We arrive at the wedding rehearsal and I try to give Mountain Child another pep talk. By this time, she is hungry and excited and about a volatile as a tornado. To restrain her means that it will be nuclear meltdown and I would miss the rehearsal. I decide to leave her alone and pray that she doesn’t tear down the place. Surprisingly, her blood sugar never dipped to cause any meltdowns and she was extremely happy the whole time. The only problem was that she was under the impression that the wedding was somehow her stage to debut herself.

My husband and I made the decision a while ago that Mountain Child wouldn’t be in the wedding because she was at an age that was too unpredictable for being a flower girl. But apparently we should have conferred this decision with Mountain Child. She marched right down the aisle after the real flower girls and took her place right up front. When the pastor talked, she talked louder. And to top it off, she went down the row of everyone in the wedding and ran through their legs. Everyone thought it was just adorable…except for me.

I tried my best to get her sit down. But she was having none of that. Plus by the end of the rehearsal, she was REALLY hungry which meant that she REALLY grumpy. To make her do anything was going to be showdown. Trust me; I am the type that will woman up to any showdown that my kid will give me. But the end result isn’t pretty and weddings are supposed to pretty, right? Oh, great, tomorrow is going to be an absolute fiasco.

The next day was the wedding. Stephanie looks absolutely gorgeous. Mountain Child looks just delectable in her flowered poufy dress and huge flower barrette in her hair. In fact, everything was just lovely, even despite the fact that there was one of the worst storms of the summer approaching the country club and we had to move everything inside. I am so terrified that my kid is going to be “that kid” that ruins the most significant moment of the whole evening that my eye uncontrollably twitches and I barely care about the huge storm and all of the stress associated with that. I am pretty sure that in most of the wedding photos I look like I am winking at the camera, my eye was twitching so badly.

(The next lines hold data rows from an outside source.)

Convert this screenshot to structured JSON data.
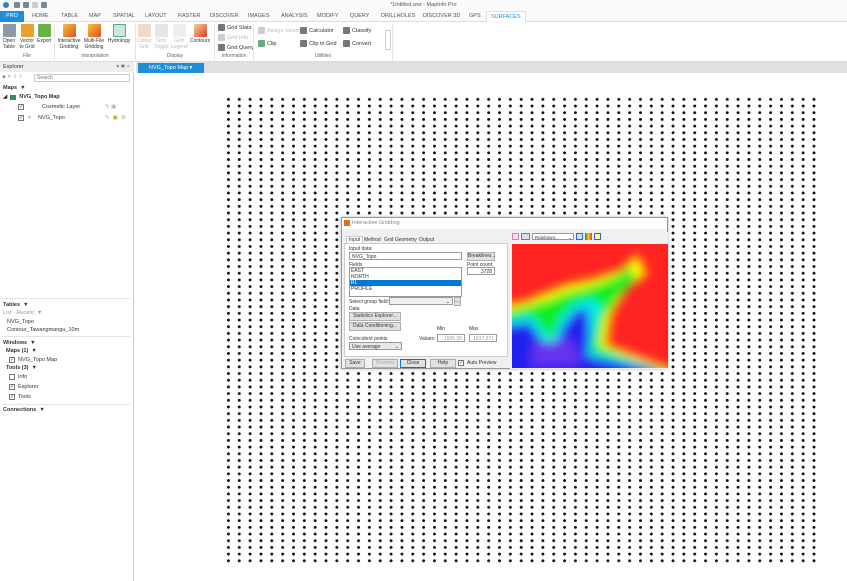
{
  "window": {
    "title": "*Untitled.wor - MapInfo Pro"
  },
  "ribbon_tabs": [
    "PRO",
    "HOME",
    "TABLE",
    "MAP",
    "SPATIAL",
    "LAYOUT",
    "RASTER",
    "DISCOVER",
    "IMAGES",
    "ANALYSIS",
    "MODIFY",
    "QUERY",
    "DRILLHOLES",
    "DISCOVER 3D",
    "GPS",
    "SURFACES"
  ],
  "ribbon": {
    "file": {
      "label": "File",
      "buttons": [
        "Open Table",
        "Vector to Grid",
        "Export"
      ]
    },
    "interpolation": {
      "label": "Interpolation",
      "buttons": [
        "Interactive Gridding",
        "Multi-File Gridding",
        "Hydrology"
      ]
    },
    "display": {
      "label": "Display",
      "buttons": [
        "Colour Grid",
        "Grid Toggle",
        "Grid Legend",
        "Contours"
      ]
    },
    "information": {
      "label": "Information",
      "buttons": [
        "Grid Stats",
        "Grid Info",
        "Grid Query"
      ]
    },
    "utilities": {
      "label": "Utilities",
      "buttons": [
        "Assign Values",
        "Clip",
        "Calculator",
        "Clip to Grid",
        "Classify",
        "Convert"
      ]
    }
  },
  "explorer": {
    "title": "Explorer",
    "search_placeholder": "Search",
    "maps_header": "Maps",
    "map_name": "NVG_Topo Map",
    "layers": [
      "Cosmetic Layer",
      "NVG_Topo"
    ],
    "tables_header": "Tables",
    "tables_filter": "List - Recent",
    "tables": [
      "NVG_Topo",
      "Contour_Tawangmangu_10m"
    ],
    "windows_header": "Windows",
    "maps_group": "Maps (1)",
    "map_windows": [
      "NVG_Topo Map"
    ],
    "tools_group": "Tools (3)",
    "tools": [
      {
        "label": "Info",
        "checked": false
      },
      {
        "label": "Explorer",
        "checked": true
      },
      {
        "label": "Tools",
        "checked": true
      }
    ],
    "connections_header": "Connections"
  },
  "document_tab": "NVG_Topo Map",
  "dialog": {
    "title": "Interactive Gridding",
    "tabs": [
      "Input",
      "Method",
      "Grid Geometry",
      "Output"
    ],
    "input_data_label": "Input data:",
    "input_data": "NVG_Topo",
    "breaklines": "Breaklines...",
    "fields_label": "Fields",
    "fields": [
      "EAST",
      "NORTH",
      "RL",
      "PROFILE"
    ],
    "selected_field": "RL",
    "point_count_label": "Point count:",
    "point_count": "3728",
    "group_field_label": "Select group field:",
    "data_label": "Data",
    "stats_btn": "Statistics Explorer...",
    "cond_btn": "Data Conditioning...",
    "min_label": "Min",
    "max_label": "Max",
    "values_label": "Values:",
    "min": "1505.35",
    "max": "1637.271",
    "coincident_label": "Coincident points",
    "coincident": "Use average",
    "buttons": [
      "Save",
      "Preview",
      "Close",
      "Help"
    ],
    "auto_preview": "Auto Preview",
    "colour_table": "Rainbow4..."
  }
}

My husband’s aunt takes Mountain Child to go sit down with her a bit before the wedding begins. We are fluffing Stephanie’s dress and primping in the mirror. And my head is pounding and my eye muscles are doing the meringue. It is completely out of my hands now. Mountain Child is just…out there, a hurricane ready to approach shore at any time. I begin to regret that I didn’t take advantage of the bar that was just outside of the dressing room at the country club.

When the big moment comes, I do the bridesmaid thing, smile pretty and walk down the aisle. I see Mountain Child sitting so still and quiet in her great aunt’s lap that I wonder if she had been drugged. When Mountain Child sees me, she smiles a huge grin and says, “HI MOMMY!” I smile back and put my finger to my lips. She settles back and remains quiet for the rest of the ceremony.

I can’t believe it. Yet I can. The amount of stress energy that I put into this whole event and it all turns out fine. It just figures that sometimes you prepare yourself for the hurricane and it somehow just dissipates into thin air.

And yes, Mountain Child did get her cake and bubbles.